When you go to an audiologist, you’ll be asked about your general health history, work history, exposure to noise and use of certain medications—drugs such as nonsteroidal anti-inflammatory drugs (NSAIDs), certain antibiotics and loop diuretics (commonly used to treat heart failure) can cause temporary hearing loss…and repeated doses of other drugs, including the cancer drug cisplatin (Platinol), can cause permanent hearing loss. The audiologist will then take you to a soundproof room for the following tests…

Pure-tone test. This test provides a baseline of the softest level at which you can hear sounds. What happens: You put on headphones, and the audiologist activates tones at different pitches and loudness. You respond by raising a finger or pressing a button when the tone is heard. The test is given in one ear at a time. If the test is normal, the audiologist will probably send you home. If not, other tests follow.   

Bone-conduction test. This test helps identify whether hearing loss originates from the inner, middle or outer ear. What happens: You will be fit with a headset that has a vibrator placed on the bone behind the ear. This bypasses the ear canal (outer and middle ear) and sends vibrations directly to the cochlea (inner ear). Again, the audiologist will activate tones at different intervals.

If the result is normal or better than the pure-tone test, it suggests the problem is in the middle or outer ear—sound is not getting through to the cochlea. If the result is worse than the pure-tone test, it points to a problem in the cochlea.

Speech perception test.
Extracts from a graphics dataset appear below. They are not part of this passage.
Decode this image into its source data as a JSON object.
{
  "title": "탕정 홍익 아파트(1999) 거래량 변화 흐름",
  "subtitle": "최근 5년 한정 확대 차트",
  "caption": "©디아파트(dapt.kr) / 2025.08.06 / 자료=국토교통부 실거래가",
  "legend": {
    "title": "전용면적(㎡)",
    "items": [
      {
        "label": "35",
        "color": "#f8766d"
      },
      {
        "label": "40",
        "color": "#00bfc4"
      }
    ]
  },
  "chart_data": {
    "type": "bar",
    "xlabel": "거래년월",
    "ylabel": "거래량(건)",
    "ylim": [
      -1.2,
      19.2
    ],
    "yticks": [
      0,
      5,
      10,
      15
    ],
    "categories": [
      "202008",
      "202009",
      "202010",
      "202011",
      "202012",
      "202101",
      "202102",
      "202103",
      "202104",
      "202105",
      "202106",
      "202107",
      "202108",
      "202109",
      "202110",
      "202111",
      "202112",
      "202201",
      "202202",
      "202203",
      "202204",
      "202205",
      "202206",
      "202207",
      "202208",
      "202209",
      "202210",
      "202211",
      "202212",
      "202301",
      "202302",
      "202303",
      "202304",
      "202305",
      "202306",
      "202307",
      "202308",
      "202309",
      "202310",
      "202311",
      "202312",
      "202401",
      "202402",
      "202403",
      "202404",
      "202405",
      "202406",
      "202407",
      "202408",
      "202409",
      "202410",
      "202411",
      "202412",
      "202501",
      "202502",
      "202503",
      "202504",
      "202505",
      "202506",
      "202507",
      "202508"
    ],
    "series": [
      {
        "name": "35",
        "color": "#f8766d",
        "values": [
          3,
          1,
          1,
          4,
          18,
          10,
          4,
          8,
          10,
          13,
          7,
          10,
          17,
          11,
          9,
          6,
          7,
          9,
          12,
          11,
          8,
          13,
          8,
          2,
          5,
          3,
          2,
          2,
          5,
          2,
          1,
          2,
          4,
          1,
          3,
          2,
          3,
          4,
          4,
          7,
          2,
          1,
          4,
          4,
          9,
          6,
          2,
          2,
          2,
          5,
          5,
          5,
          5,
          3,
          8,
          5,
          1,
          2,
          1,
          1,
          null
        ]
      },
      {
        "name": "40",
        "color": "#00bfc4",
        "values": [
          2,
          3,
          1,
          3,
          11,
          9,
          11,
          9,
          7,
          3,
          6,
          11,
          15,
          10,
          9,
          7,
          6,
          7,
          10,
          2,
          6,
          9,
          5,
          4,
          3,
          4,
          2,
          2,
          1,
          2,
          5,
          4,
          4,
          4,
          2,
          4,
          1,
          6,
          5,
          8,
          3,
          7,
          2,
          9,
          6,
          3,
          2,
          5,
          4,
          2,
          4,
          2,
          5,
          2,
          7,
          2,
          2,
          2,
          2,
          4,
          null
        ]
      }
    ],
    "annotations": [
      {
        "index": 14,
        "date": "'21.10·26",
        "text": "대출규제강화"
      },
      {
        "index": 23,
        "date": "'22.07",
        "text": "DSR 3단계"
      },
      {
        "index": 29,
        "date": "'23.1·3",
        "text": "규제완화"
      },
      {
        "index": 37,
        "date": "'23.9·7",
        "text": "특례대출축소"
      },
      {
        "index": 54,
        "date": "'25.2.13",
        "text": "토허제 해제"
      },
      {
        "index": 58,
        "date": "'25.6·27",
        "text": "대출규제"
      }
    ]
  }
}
What happens: While hiding his mouth (so there’s no cheating by lipreading), the audiologist reads a list of common two-syllable words (or a recording is played) to determine the lowest level at which you can correctly identify 50% of the words spoken. If you cannot hear 50% of the sounds, the volume is turned up until you can. The test is given in quiet or with noisy background sounds. It helps to determine the extent of hearing loss and the need for a hearing aid.
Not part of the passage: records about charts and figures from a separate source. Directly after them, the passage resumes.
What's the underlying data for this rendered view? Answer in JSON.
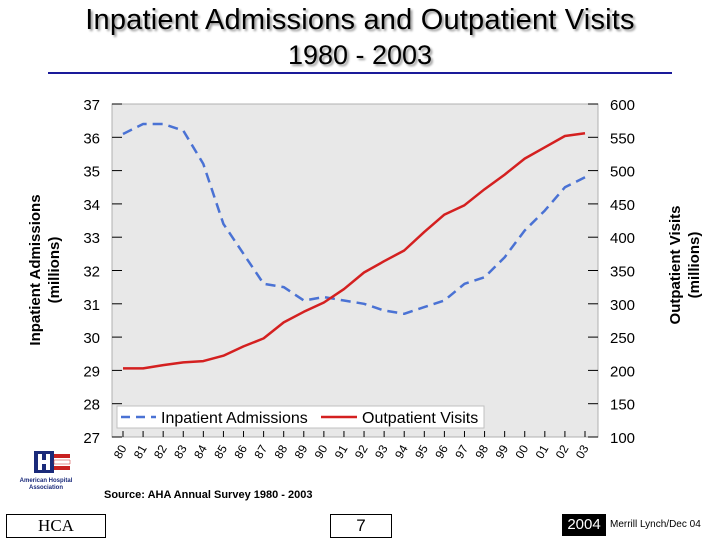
{
  "slide": {
    "title": "Inpatient Admissions and Outpatient Visits",
    "subtitle": "1980 - 2003",
    "source": "Source: AHA Annual Survey 1980 - 2003",
    "logo_text_line1": "American Hospital",
    "logo_text_line2": "Association",
    "footer": {
      "left": "HCA",
      "page": "7",
      "year": "2004",
      "right": "Merrill Lynch/Dec 04"
    }
  },
  "chart_data": {
    "type": "line",
    "title": "Inpatient Admissions and Outpatient Visits",
    "subtitle": "1980 - 2003",
    "categories": [
      "80",
      "81",
      "82",
      "83",
      "84",
      "85",
      "86",
      "87",
      "88",
      "89",
      "90",
      "91",
      "92",
      "93",
      "94",
      "95",
      "96",
      "97",
      "98",
      "99",
      "00",
      "01",
      "02",
      "03"
    ],
    "y_left": {
      "label_line1": "Inpatient Admissions",
      "label_line2": "(millions)",
      "range": [
        27,
        37
      ],
      "ticks": [
        "27",
        "28",
        "29",
        "30",
        "31",
        "32",
        "33",
        "34",
        "35",
        "36",
        "37"
      ]
    },
    "y_right": {
      "label_line1": "Outpatient Visits",
      "label_line2": "(millions)",
      "range": [
        100,
        600
      ],
      "ticks": [
        "100",
        "150",
        "200",
        "250",
        "300",
        "350",
        "400",
        "450",
        "500",
        "550",
        "600"
      ]
    },
    "series": [
      {
        "name": "Inpatient Admissions",
        "axis": "left",
        "color": "#4a72d4",
        "style": "dashed",
        "values": [
          36.1,
          36.4,
          36.4,
          36.2,
          35.2,
          33.4,
          32.5,
          31.6,
          31.5,
          31.1,
          31.2,
          31.1,
          31.0,
          30.8,
          30.7,
          30.9,
          31.1,
          31.6,
          31.8,
          32.4,
          33.2,
          33.8,
          34.5,
          34.8
        ]
      },
      {
        "name": "Outpatient Visits",
        "axis": "right",
        "color": "#d42020",
        "style": "solid",
        "values": [
          203,
          203,
          208,
          212,
          214,
          222,
          236,
          248,
          272,
          288,
          302,
          322,
          347,
          364,
          380,
          408,
          434,
          448,
          472,
          494,
          518,
          535,
          552,
          556
        ]
      }
    ],
    "legend_position": "bottom-inside",
    "grid": false
  }
}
Tympanometry test. This test helps detect problems in the middle ear. It can reveal tumors, fluid buildup, impacted earwax or a perforated eardrum—all of which can lead to hearing loss. What happens: The audiologist uses a probe that changes the air pressure in the ear canal and causes a healthy eardrum to easily move back and forth. Important: While you’re being tested, stay still and do not speak or swallow to make sure your results are accurate.


If your audiologist recommends hearing aids, don’t panic. Unlike the bulky devices you may have seen in the past, today’s hearing aids are comfortable, highly effective—and most are small enough to not be seen when looking at the wearer’s face. But they are also expensive—up to $4,000 per aid—and are not covered by insurance.

For people with mild-to-moderate-hearing loss, personal sound amplification products (PSAPs) are a less expensive option (up to $700 a pair). They help in specific situations, such as a noisy restaurant, crowded airport or large lecture hall.